In your question at the end, you do not specify wheteher your cubic fields are Galois above $Q$, but the whole context of your post suggests that they are. In this case your problem admits a purely Galois theoretic solution (arithmetic will come into play only over $Q$).
Let $p$ be an odd (for simplification) prime and $k$ be a field of characteristic $\neq p $. Denote by $G_k$ the absolute Galois group of $k$. Any cyclic extension of $k$ of degree $p$ (say a $C_p$- extension for short) is the fixed field of a subgroup of index $p$ of $G_k$, and any such subgroup is the kernel of a non trivial homomorphism $G_k \to C_p$, so that the $C_p$-extensions of $k$ are classified by the non trivial elements of the group $Hom(G_k, C_p)$. To progress further, introduce the field $K = k(\mu_p)$, where $\mu_p$ is the group of $p$-th roots of unity, and consider the restriction map $Hom(G_k, C_p) \to Hom(G_K, C_p)$. For any Galois module $X$, $\Delta=Gal(K/k)$ acts on $Hom (G_K , X)$ in the usual way, more precisely via $(\delta, f) \in \Delta \times Hom(G_K, X) \to f^{\delta}$ given by $f^{\delta}(x)= \delta (f(\delta^{-1}(x))$ for $x \in X$ . Note that this action is the only one which is functorial; here $\Delta$ acts trivially on $C_p$. Since $\Delta$ has order prime to $p$, it is classically known that $Hom(G_k, C_p)\cong Hom(G_K, C_p)^{\Delta}$, where the superscript $(.)^{\Delta}$ denotes the invariants under $\Delta$. Since $G_K$ acts trivially on $\mu_p$, one has $Hom(G_K, C_p)\cong Hom(G_K,\mu_p)$ as groups, but not as $\Delta$-modules because of the canonical action of $\Delta$ defined above. Actually, one can check easily that $Hom(G_K, C_p)\cong Hom(G_K,\mu_p)(-1)$, where $(.)(-1)$ denotes the so called "Tate twist", which means that the Galois action on $Hom(G_K,\mu_p)$ has been replaced by a new action defined by $\delta^{new} (f)= \kappa(\delta)^{-1}.\delta^{old}(f)$, where $\kappa$ is the mod $p$ character defined by $\delta(\zeta)=\zeta^{\kappa(\delta)}$ for $\zeta \in \mu_p$ . Consequently, $Hom(G_k, C_p)$ can be identied with the elements $f\in Hom(G_K,\mu_p)$ such that $\delta (f)=\kappa(\delta).f$ (these can be viewed as "eigenvectors" corresponding to the "eigenvalues" $\kappa(\delta)$.)

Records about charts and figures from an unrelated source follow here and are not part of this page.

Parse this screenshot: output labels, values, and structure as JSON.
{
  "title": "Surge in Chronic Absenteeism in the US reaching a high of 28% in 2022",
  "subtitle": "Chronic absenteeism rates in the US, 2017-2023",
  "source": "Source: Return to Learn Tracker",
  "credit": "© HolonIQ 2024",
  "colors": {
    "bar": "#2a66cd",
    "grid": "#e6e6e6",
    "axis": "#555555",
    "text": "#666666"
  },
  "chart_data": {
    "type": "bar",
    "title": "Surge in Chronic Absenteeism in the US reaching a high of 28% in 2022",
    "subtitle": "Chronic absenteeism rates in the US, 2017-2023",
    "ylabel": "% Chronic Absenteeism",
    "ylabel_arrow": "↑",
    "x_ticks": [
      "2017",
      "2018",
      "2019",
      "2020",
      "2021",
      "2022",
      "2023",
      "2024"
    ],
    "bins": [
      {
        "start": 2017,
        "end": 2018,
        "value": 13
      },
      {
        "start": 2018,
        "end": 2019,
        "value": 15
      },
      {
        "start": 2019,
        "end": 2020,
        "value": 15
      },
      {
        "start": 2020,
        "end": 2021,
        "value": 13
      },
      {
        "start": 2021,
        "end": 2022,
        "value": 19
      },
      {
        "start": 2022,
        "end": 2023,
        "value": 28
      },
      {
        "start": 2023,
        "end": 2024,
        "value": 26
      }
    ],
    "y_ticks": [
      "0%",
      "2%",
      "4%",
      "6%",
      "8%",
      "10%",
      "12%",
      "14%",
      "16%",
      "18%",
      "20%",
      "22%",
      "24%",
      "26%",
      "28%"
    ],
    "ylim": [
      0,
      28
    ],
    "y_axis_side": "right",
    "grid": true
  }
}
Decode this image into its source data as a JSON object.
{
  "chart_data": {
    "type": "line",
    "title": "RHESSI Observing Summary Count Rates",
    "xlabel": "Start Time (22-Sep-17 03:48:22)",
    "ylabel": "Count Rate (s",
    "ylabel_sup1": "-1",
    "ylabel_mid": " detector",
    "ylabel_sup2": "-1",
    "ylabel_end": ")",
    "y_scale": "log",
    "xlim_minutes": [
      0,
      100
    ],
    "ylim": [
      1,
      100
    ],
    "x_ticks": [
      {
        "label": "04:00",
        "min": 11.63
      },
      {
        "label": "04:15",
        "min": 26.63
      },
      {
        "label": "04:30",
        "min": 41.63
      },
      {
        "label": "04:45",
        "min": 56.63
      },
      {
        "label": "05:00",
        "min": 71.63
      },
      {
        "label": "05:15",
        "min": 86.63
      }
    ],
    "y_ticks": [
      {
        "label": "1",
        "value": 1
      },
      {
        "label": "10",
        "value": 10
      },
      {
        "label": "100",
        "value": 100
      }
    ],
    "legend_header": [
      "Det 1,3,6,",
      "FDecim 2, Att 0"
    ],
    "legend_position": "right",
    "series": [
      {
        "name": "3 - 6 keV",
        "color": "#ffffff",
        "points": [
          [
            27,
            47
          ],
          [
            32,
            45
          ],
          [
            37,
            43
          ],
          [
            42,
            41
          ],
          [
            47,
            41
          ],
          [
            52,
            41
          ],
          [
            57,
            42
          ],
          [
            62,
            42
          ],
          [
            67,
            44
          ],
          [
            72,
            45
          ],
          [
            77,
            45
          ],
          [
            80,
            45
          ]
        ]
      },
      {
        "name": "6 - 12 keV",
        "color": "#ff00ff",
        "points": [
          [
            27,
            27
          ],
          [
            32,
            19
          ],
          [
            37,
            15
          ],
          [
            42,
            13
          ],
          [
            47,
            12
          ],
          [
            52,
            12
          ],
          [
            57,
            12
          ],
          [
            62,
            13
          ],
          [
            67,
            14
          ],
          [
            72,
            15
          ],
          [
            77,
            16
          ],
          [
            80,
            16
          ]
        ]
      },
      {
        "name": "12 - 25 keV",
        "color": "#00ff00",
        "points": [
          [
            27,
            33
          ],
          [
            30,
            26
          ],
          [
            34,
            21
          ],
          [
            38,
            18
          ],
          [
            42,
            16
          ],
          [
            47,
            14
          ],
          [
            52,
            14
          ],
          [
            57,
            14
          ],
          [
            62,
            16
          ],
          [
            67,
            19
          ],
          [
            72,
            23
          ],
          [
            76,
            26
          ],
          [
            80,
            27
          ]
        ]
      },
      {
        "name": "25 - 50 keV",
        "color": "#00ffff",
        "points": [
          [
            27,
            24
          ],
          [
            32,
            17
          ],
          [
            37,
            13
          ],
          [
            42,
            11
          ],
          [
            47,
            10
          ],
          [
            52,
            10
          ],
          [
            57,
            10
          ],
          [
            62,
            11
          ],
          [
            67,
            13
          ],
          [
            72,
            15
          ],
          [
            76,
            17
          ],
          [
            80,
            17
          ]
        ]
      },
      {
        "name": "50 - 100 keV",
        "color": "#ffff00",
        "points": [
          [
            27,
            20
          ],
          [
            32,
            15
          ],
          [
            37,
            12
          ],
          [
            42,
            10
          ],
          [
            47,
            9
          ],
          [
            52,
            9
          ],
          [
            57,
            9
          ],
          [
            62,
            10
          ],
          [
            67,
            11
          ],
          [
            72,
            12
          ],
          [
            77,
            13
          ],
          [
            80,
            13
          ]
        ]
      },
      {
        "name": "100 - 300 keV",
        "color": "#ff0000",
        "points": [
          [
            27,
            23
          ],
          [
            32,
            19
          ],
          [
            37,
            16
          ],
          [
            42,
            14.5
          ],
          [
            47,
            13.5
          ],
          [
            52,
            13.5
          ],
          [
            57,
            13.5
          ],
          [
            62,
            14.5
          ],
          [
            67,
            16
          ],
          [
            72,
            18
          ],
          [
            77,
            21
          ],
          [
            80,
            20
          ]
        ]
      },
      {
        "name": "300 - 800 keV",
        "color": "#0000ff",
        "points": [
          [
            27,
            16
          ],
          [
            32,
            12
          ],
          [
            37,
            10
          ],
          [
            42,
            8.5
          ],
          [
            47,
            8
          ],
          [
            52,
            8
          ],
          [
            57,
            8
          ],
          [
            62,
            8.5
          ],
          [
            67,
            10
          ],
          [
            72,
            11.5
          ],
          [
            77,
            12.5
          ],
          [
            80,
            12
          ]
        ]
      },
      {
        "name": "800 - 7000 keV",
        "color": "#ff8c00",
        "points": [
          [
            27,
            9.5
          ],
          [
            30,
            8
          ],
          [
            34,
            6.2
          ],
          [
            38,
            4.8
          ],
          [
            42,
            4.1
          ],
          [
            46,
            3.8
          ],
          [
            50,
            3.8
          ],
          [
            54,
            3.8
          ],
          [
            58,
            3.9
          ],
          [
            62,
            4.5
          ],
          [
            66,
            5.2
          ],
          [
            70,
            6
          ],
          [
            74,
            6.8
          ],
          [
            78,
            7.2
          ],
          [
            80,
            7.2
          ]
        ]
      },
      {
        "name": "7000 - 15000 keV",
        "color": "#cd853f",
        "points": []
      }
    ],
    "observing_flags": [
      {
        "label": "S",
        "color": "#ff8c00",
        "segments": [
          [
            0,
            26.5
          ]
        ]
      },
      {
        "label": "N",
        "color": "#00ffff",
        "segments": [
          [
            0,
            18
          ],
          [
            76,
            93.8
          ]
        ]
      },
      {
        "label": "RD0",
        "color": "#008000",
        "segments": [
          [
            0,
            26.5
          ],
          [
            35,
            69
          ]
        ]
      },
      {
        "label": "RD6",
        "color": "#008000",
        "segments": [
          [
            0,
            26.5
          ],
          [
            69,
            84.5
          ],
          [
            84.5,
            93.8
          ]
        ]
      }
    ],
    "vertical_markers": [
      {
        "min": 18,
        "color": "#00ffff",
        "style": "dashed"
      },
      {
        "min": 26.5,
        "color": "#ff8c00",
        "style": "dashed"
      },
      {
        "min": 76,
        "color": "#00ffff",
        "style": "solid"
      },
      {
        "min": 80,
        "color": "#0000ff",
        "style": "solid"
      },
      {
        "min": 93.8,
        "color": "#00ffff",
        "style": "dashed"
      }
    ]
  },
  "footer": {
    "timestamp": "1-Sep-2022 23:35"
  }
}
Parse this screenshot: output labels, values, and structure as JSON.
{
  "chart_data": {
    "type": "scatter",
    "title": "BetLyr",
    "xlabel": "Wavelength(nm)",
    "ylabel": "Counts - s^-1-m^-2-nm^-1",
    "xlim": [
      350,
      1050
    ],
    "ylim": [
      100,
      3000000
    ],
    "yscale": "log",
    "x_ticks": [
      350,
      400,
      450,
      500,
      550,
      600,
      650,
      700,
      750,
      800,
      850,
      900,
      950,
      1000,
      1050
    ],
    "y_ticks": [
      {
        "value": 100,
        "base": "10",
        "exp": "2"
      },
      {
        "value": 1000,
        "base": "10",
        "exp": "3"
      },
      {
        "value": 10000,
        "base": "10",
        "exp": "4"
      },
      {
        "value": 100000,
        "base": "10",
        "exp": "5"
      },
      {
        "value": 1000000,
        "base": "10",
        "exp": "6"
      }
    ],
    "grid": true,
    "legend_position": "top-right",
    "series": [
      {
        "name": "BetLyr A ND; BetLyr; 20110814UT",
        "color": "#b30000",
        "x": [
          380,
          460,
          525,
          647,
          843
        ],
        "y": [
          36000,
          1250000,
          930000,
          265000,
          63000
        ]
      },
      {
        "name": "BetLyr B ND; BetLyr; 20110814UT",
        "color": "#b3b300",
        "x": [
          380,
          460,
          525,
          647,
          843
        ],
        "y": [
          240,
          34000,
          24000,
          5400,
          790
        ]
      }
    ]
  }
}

Now, by Kummer theory, $Hom(G_K,\mu_p)\cong (K^{*}/K^{*})^p$ , which means more concretely that any $C_p$-extension of $K$ is of the form $K(\sqrt [p]a)$, where $a$ represents a class $\bar a \in (K^{*}/K^{*})^p$, and two such extensions $K(\sqrt [p]a)$ and $K(\sqrt [p]b)$ coincide iff $\bar a = \bar b^j$ for a certain $j\neq 0$ mod $p$. Summarizing : two $C_p$-extensions $L$ and $L'$ of $k$ coincide iff the composite fields $L.K = K(\sqrt [p]a)$ and $L'.K = K(\sqrt [p]b)$ coincide, which means that $\delta(\bar a)=\kappa(\delta).\bar a$ and $\bar a = \bar b^j$, $j\neq 0$ mod $p$. This is an "elegant" theoretical way to distinguish between two $C_p$-extensions of $k$, but of course, in concrete examples, it requires some computations - although in your paticular case $k=Q$ and $p=3$, these do not seem especially complicated. For pure cubic fields, i.e. of the form $Q(\sqrt [3] a)$, with $a \in Q^{*}$, they even start in an obvious way ./.